City Corporation Counsel Michael A. Cardozo said there was no basis for federal court intervention and that remedial steps the judge proposed would place an unacceptable burden on the police department to adopt additional training, supervision, monitoring and reporting requirements.
Donna Lieberman, executive director of the New York Civil Liberties Union, called the ruling “a major step toward dismantling the NYPD’s stop-and-frisk regime.” She said Operation Clean Halls “has placed New Yorkers, mostly black and Latinos, under siege in their own homes in thousands of apartment buildings.”
The rulings came in a lawsuit brought by black and Latino residents who said police have a widespread practice of making unlawful stops on suspicion of trespass outside Bronx buildings. The ruling is an interim order before a trial on the lawsuit. The judge said her remedial proposals also will apply to another lawsuit that more broadly challenges stop-and-frisk practices.
McGregor Smyth of The Bronx Defenders, who worked on the case, said Operation Clean Halls has existed in some form since 1991. He said nearly every private apartment building in some Bronx neighborhoods is enrolled, leaving 3,261 buildings participating in the Bronx and 8,032 citywide.

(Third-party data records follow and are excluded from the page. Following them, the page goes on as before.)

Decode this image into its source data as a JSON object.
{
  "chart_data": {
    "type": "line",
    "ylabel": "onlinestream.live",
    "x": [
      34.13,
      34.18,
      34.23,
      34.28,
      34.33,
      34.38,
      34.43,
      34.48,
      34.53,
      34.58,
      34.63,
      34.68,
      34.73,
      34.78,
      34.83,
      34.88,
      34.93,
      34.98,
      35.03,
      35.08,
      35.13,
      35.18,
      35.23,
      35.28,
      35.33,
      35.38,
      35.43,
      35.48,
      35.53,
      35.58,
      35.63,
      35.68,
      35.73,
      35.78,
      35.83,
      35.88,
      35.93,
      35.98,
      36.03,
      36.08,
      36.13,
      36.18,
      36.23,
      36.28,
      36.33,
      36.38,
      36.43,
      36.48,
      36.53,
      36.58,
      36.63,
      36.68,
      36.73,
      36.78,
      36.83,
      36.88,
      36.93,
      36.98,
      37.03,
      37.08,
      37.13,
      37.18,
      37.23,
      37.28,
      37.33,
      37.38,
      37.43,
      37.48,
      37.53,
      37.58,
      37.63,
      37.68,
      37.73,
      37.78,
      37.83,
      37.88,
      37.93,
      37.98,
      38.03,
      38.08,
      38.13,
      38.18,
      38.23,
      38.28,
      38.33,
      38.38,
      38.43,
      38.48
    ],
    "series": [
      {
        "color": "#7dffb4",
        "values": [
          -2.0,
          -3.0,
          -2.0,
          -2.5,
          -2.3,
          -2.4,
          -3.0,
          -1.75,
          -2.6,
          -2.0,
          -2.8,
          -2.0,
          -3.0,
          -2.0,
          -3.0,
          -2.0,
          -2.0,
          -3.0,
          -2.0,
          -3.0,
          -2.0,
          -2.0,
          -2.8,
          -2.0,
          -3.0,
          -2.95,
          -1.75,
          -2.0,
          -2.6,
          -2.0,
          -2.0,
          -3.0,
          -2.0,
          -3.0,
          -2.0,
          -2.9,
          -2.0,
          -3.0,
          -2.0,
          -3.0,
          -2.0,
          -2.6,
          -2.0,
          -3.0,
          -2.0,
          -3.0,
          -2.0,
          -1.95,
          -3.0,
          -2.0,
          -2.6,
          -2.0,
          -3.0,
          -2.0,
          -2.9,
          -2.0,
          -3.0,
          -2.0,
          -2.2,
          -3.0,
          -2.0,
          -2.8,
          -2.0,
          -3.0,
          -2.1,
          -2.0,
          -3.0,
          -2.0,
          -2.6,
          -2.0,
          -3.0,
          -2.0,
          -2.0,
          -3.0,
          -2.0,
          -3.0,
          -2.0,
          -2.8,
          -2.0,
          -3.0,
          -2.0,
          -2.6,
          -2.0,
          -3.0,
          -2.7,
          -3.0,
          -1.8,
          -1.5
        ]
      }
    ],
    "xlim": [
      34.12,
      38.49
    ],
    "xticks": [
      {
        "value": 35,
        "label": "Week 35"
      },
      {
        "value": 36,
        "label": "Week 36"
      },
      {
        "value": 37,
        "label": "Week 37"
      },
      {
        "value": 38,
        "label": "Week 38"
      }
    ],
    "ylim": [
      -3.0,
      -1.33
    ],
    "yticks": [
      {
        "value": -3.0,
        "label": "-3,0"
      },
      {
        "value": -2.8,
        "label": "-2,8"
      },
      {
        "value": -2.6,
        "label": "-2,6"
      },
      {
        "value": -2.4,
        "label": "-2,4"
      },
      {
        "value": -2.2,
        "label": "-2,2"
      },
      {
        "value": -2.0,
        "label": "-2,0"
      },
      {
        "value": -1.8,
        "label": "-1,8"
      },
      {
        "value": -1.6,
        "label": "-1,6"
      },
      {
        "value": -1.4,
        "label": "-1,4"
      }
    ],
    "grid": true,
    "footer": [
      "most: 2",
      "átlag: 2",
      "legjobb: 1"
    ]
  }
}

He said the program lets officers conduct regular floor-by-floor sweeps and engage in particularly aggressive stop, question, frisk and arrest practices.
It is not enough for a police officer to have a non-specific suspicion or hunch about a person to perform a stop and frisk, Scheindlin said. The plaintiffs have said the stops left them feeling violated, disrespected, angry and defenseless, she noted.
“The evidence of numerous unlawful stops at the hearing strengthens the conclusion that the NYPD’s inaccurate training has taught officers the following lesson: stop and question first, develop suspicions later,” Scheindlin said.
She said she was not ordering the abolition or even a reduction of the program because it appears to be a valuable way to use police resources to enhance security in private buildings.
The case Scheindlin ruled on is the narrowest of three challenging stop-and-frisk policies. It deals with legal issues raised after the city first adopted a stop and frisk law in 1964 that allows police to stop, question and sometimes frisk people they think might be doing something criminal, even if officers’ suspicions don’t meet the probable-cause standard for an arrest.